Bu kapsamda hazırlanan dava konusu Kurul kararında, çeşitli nedenlerle aboneliği feshedilen ön ödemeli abonelerin hesaplarında kalan bakiyenin … tarih ve … sayılı Kurul kararı kapsamında iki yıl içerisinde aboneye iade edilmemesi hâli ile dava konusu Kurul kararının tebliğ tarihi itibarıyla herhangi bir nedenle geri ödemesi gerçekleştirilememiş ön ödemeli aboneliklerdeki kalan tutarların iadesi için … sayılı Kurul kararı kapsamındaki yükümlülüklerin yerine getirilmesi üzerine iadenin gerçekleştirilememesi hâlinde, işletmeci nezdinde haksız olarak tutulan tutarın iki yıllık sürenin bitimini müteakip en geç otuz gün içinde işletmeci tarafından evrensel hizmet geliri olarak aktarılacağına yer verilmiştir.
Elektronik Haberleşme Sektörüne İlişkin Tüketici Hakları Yönetmeliği’nde yer alan aboneliğin feshinde alacakların 15 günde abonenin talebi olmaksızın iade edilmesi gerektiği kuralına rağmen söz konusu tutarların işletmeciler tarafından iade edilmediği ve mevzuata aykırı olarak “haksız” bir şekilde işletmeci uhdesinde kaldığı, söz konusu tutarların ilgili Bakanlığa aktarımından sonra tüketici lehine yatırım yapılmak üzere kamu yararı ve kamu hizmeti işinde kullanılacağı anlaşıldığından, dava konusu Kurul kararında 5809 sayılı Kanun’a aykırılık bulunmadığı sonucuna varılmıştır.
İdarî işlemlerin geriye yürümezliği ilkesinin temelinde hukuki güvenlik ilkesi vardır.
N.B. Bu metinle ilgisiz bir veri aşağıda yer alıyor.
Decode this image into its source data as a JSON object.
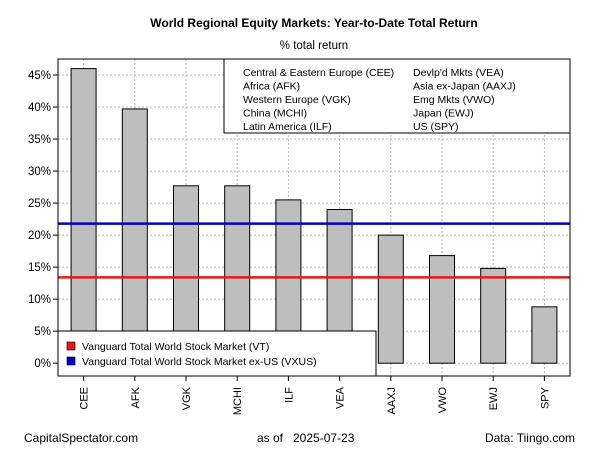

Hukukî güvenlikten bahsedilebilmesi için öncelikle hukuk kurallarının öngörülebilir olması gerekir. Geriye yürüyen bir kuralın öngörülebilir ve belirli olduğunu kabul etmek ise zaman kavramını hiçe saymak anlamına gelir. Bu anlamda hukuki güvenlik ilkesi, tamamlanmış olay ve hukuki ilişkilere yeni kuralın uygulanmasını yasaklar. Dolayısıyla, olay ve hukukî ilişkilerin tamamlanmış olup olmaması bu noktada önem arzetmektedir.
Her ne kadar davacı tarafından dava konusu işlemin geriye yürümezlik ilkesine aykırı olduğu iddia edilmişse de, … tarih ve … sayılı Kurul kararında, fesih hâlinde abone hesaplarında kalan bakiyenin abonelere iadesine ilişkin kurala yer verildiği, bu kurala rağmen henüz iadesi gerçekleşmemiş tutarların olduğu, dolayısıyla bu kapsamda yeni bir idarî işlemle iade usûllerinin belirlenmesi, söz konusu tutarların iki yıl içerisinde abonelere iade edilememesi hâlinde ise evrensel hizmet geliri olarak ilgili Bakanlığa aktarılması, tamamlanmamış, başka bir anlatımla henüz süreci devam eden hukukî işlemlere yönelik olduğundan, hukukî güvenlik ilkesi bağlamında geriye yürümezlik ilkesi ihlâl edilmemiştir.
Davacının diğer iddiaları dava konusu düzenleyici Kurul kararı ve bireysel işlemi kusurlandırıcı mahiyette değildir.
Bu itibarla, tüketici haklarının korunması görevi kapsamında, 5809 sayılı Kanun’un 60. maddesinin 9. fıkrası gereğince tesis edilen dava konusu işlemde hukuka aykırılık bulunmamaktadır.

KARAR SONUCU:
Açıklanan nedenlerle;
1. DAVANIN REDDİNE,
2. Ayrıntısı aşağıda gösterilen toplam ….-TL yargılama giderinin davacı üzerinde bırakılmasına,
3. Avukatlık Asgari Ücret Tarifesi uyarınca ….-TL vekâlet ücretinin davacıdan alınarak davalı idareye verilmesine,
4. Posta gideri avansından artan tutarın kararın kesinleşmesinden sonra davacıya iadesine,
5. Bu kararın tebliğ tarihini izleyen 30 (otuz) gün içerisinde Danıştay İdari Dava Daireleri Kurulu’na temyiz yolu açık olmak üzere, 18/11/2020 tarihinde oybirliğiyle karar verildi.